Both we, our customers, our markets, our worlds are getting more and more complex. We face rapid change/disruption, overwhelm/overload, risk/uncertainty, turmoil, constantly shifting focus/priorities/agendas.
In the face of this, we struggle to respond, whether it’s to fix performance problems, address new opportunities, grow and expand.
As leaders and business professionals, we must constantly seek to simplify things. Whether it’s helping our customers better understand and address their own challenges and opportunities, or simplifying how things get done within our own organizations. Constant focus on simplification enables us to achieve our goals, as well as increasing our effectiveness and efficiency.
But, often, we make a major mistake. We confused simplification with simplistic. They are different and lead to very different outcomes.
When we simplify, we recognize complexity and the interrelationship, inter connectivity between things. We do this by thinking in systems and models. Trying to understand the interrelationships between things, recognizing the tradeoffs we make in choosing certain courses of action. We try to balance our approaches in the face of the complex interactions between things. We recognize things are constantly shifting, and that we must be attentive to these shifts, adapting what we do in real time.

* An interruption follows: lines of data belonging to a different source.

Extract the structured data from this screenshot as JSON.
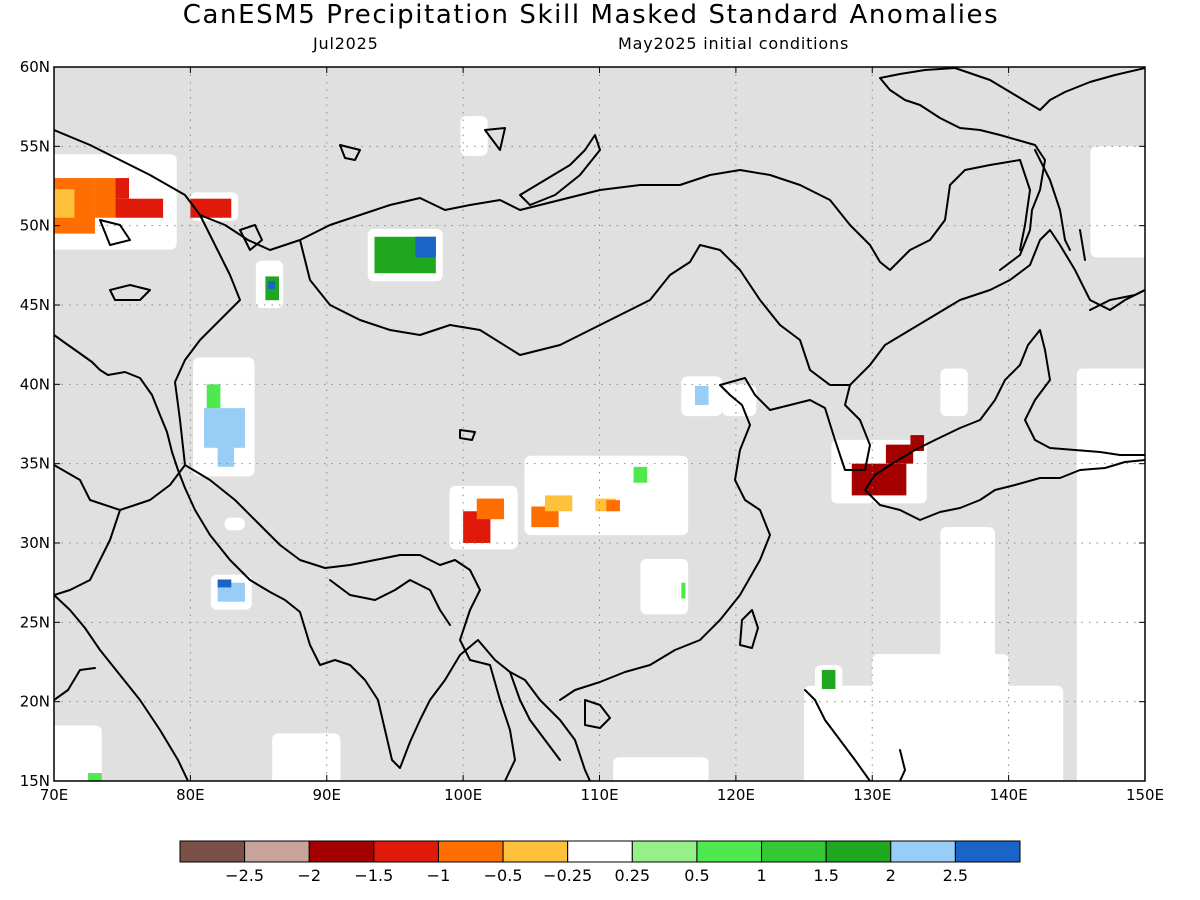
{
  "title": "CanESM5 Precipitation Skill Masked Standard Anomalies",
  "valid_month": "Jul2025",
  "initial_conditions": "May2025 initial conditions",
  "map": {
    "lon_range": [
      70,
      150
    ],
    "lat_range": [
      15,
      60
    ],
    "lon_ticks": [
      {
        "v": 70,
        "label": "70E"
      },
      {
        "v": 80,
        "label": "80E"
      },
      {
        "v": 90,
        "label": "90E"
      },
      {
        "v": 100,
        "label": "100E"
      },
      {
        "v": 110,
        "label": "110E"
      },
      {
        "v": 120,
        "label": "120E"
      },
      {
        "v": 130,
        "label": "130E"
      },
      {
        "v": 140,
        "label": "140E"
      },
      {
        "v": 150,
        "label": "150E"
      }
    ],
    "lat_ticks": [
      {
        "v": 15,
        "label": "15N"
      },
      {
        "v": 20,
        "label": "20N"
      },
      {
        "v": 25,
        "label": "25N"
      },
      {
        "v": 30,
        "label": "30N"
      },
      {
        "v": 35,
        "label": "35N"
      },
      {
        "v": 40,
        "label": "40N"
      },
      {
        "v": 45,
        "label": "45N"
      },
      {
        "v": 50,
        "label": "50N"
      },
      {
        "v": 55,
        "label": "55N"
      },
      {
        "v": 60,
        "label": "60N"
      }
    ],
    "grid": true,
    "mask_color": "#e0e0e0",
    "anomaly_cells": [
      {
        "lon": 70,
        "lat": 49.5,
        "w": 3,
        "h": 3.5,
        "class": "-1"
      },
      {
        "lon": 70,
        "lat": 50.5,
        "w": 1.5,
        "h": 1.8,
        "class": "-0.5"
      },
      {
        "lon": 73,
        "lat": 50.5,
        "w": 1.5,
        "h": 2.5,
        "class": "-1"
      },
      {
        "lon": 74.5,
        "lat": 50.5,
        "w": 3.5,
        "h": 1.2,
        "class": "-1.5"
      },
      {
        "lon": 74.5,
        "lat": 51.7,
        "w": 1,
        "h": 1.3,
        "class": "-1.5"
      },
      {
        "lon": 80,
        "lat": 50.5,
        "w": 3,
        "h": 1.2,
        "class": "-1.5"
      },
      {
        "lon": 93.5,
        "lat": 47,
        "w": 4.5,
        "h": 2.3,
        "class": "1.5"
      },
      {
        "lon": 96.5,
        "lat": 48,
        "w": 1.5,
        "h": 1.3,
        "class": "2.5"
      },
      {
        "lon": 85.5,
        "lat": 45.3,
        "w": 1,
        "h": 1.5,
        "class": "1.5"
      },
      {
        "lon": 85.7,
        "lat": 46,
        "w": 0.5,
        "h": 0.5,
        "class": "2.5"
      },
      {
        "lon": 81,
        "lat": 36,
        "w": 3,
        "h": 2.5,
        "class": "2"
      },
      {
        "lon": 82,
        "lat": 34.8,
        "w": 1.2,
        "h": 1.5,
        "class": "2"
      },
      {
        "lon": 81.2,
        "lat": 38.5,
        "w": 1,
        "h": 1.5,
        "class": "0.5"
      },
      {
        "lon": 82,
        "lat": 26.3,
        "w": 2,
        "h": 1.2,
        "class": "2"
      },
      {
        "lon": 82,
        "lat": 27.2,
        "w": 1,
        "h": 0.5,
        "class": "2.5"
      },
      {
        "lon": 100,
        "lat": 30,
        "w": 2,
        "h": 2,
        "class": "-1.5"
      },
      {
        "lon": 101,
        "lat": 31.5,
        "w": 2,
        "h": 1.3,
        "class": "-1"
      },
      {
        "lon": 105,
        "lat": 31,
        "w": 2,
        "h": 1.3,
        "class": "-1"
      },
      {
        "lon": 106,
        "lat": 32,
        "w": 2,
        "h": 1,
        "class": "-0.5"
      },
      {
        "lon": 109.7,
        "lat": 32,
        "w": 1.5,
        "h": 0.8,
        "class": "-0.5"
      },
      {
        "lon": 110.5,
        "lat": 32,
        "w": 1,
        "h": 0.7,
        "class": "-1"
      },
      {
        "lon": 112.5,
        "lat": 33.8,
        "w": 1,
        "h": 1,
        "class": "0.5"
      },
      {
        "lon": 117,
        "lat": 38.7,
        "w": 1,
        "h": 1.2,
        "class": "2"
      },
      {
        "lon": 128.5,
        "lat": 33,
        "w": 4,
        "h": 2,
        "class": "-2"
      },
      {
        "lon": 131,
        "lat": 35,
        "w": 2,
        "h": 1.2,
        "class": "-2"
      },
      {
        "lon": 132.8,
        "lat": 35.8,
        "w": 1,
        "h": 1,
        "class": "-2"
      },
      {
        "lon": 126.3,
        "lat": 20.8,
        "w": 1,
        "h": 1.2,
        "class": "1.5"
      },
      {
        "lon": 72.5,
        "lat": 15,
        "w": 1,
        "h": 0.5,
        "class": "0.5"
      },
      {
        "lon": 116,
        "lat": 26.5,
        "w": 0.3,
        "h": 1,
        "class": "0.5"
      }
    ],
    "unmasked_regions": [
      {
        "lon": 69,
        "lat": 48.5,
        "w": 10,
        "h": 6
      },
      {
        "lon": 80,
        "lat": 50.3,
        "w": 3.5,
        "h": 1.8
      },
      {
        "lon": 93,
        "lat": 46.5,
        "w": 5.5,
        "h": 3.3
      },
      {
        "lon": 84.8,
        "lat": 44.8,
        "w": 2,
        "h": 3
      },
      {
        "lon": 80.2,
        "lat": 34.2,
        "w": 4.5,
        "h": 7.5
      },
      {
        "lon": 81.5,
        "lat": 25.8,
        "w": 3,
        "h": 2.2
      },
      {
        "lon": 99,
        "lat": 29.6,
        "w": 5,
        "h": 4
      },
      {
        "lon": 104.5,
        "lat": 30.5,
        "w": 12,
        "h": 5
      },
      {
        "lon": 113,
        "lat": 25.5,
        "w": 3.5,
        "h": 3.5
      },
      {
        "lon": 116,
        "lat": 38,
        "w": 3,
        "h": 2.5
      },
      {
        "lon": 119,
        "lat": 38,
        "w": 2.5,
        "h": 2
      },
      {
        "lon": 127,
        "lat": 32.5,
        "w": 7,
        "h": 4
      },
      {
        "lon": 99.8,
        "lat": 54.4,
        "w": 2,
        "h": 2.5
      },
      {
        "lon": 82.5,
        "lat": 30.8,
        "w": 1.5,
        "h": 0.8
      },
      {
        "lon": 125.8,
        "lat": 20.3,
        "w": 2,
        "h": 2
      },
      {
        "lon": 69,
        "lat": 14,
        "w": 4.5,
        "h": 4.5
      },
      {
        "lon": 86,
        "lat": 14,
        "w": 5,
        "h": 4
      },
      {
        "lon": 111,
        "lat": 14,
        "w": 7,
        "h": 2.5
      },
      {
        "lon": 125,
        "lat": 14,
        "w": 19,
        "h": 7
      },
      {
        "lon": 130,
        "lat": 17,
        "w": 10,
        "h": 6
      },
      {
        "lon": 135,
        "lat": 14,
        "w": 4,
        "h": 17
      },
      {
        "lon": 145,
        "lat": 14,
        "w": 6,
        "h": 27
      },
      {
        "lon": 146,
        "lat": 48,
        "w": 5,
        "h": 7
      },
      {
        "lon": 135,
        "lat": 38,
        "w": 2,
        "h": 3
      }
    ]
  },
  "colorbar": {
    "colors": [
      "#7a5048",
      "#c8a39a",
      "#a50000",
      "#e01a0a",
      "#ff6e00",
      "#ffc13b",
      "#ffffff",
      "#96f08a",
      "#4fe84f",
      "#34c934",
      "#1fa81f",
      "#98cdf5",
      "#1a64c8"
    ],
    "class_keys": [
      "-3",
      "-2.5",
      "-2",
      "-1.5",
      "-1",
      "-0.5",
      "0",
      "0.25",
      "0.5",
      "1",
      "1.5",
      "2",
      "2.5"
    ],
    "labels": [
      "−2.5",
      "−2",
      "−1.5",
      "−1",
      "−0.5",
      "−0.25",
      "0.25",
      "0.5",
      "1",
      "1.5",
      "2",
      "2.5"
    ]
  }
}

We recognize we won’t be perfect, though we strive for perfection, we recognize that often, “just good enough,” is just good enough.
But when we succumb to simplistic thinking, we focus on “the solution.” We believe there is one thing, if we get that right, it will solve all our problems, ignoring the impact on everything else.
We think that prospecting is our fix to sales performance and pipeline problems, ignoring our win rates, sales cycle, deal sizes and deal strategies.
We think volume and velocity are the solutions to meeting our numbers.
We think scripting and driving zero variation in customer engagement solves all problems.
We develop rigid processes and manage execution to those processes.
We look for the ideal tool that gives us the answer to working with customers, believing AI/ML is the secret sauce to success.
Simplistic solutions don’t work–at least on a sustained basis. They may be band-aids that address an immediate issue, but are never sustainable.
Simplistic solutions tend to ignore the inter-connectedness of everything we do, and the dynamic nature of complex systems. With simplistic solutions, we tend to be blind to or purposefully ignore the reality we face.
We must always strive to simplify, but we can never succumb to simplistic.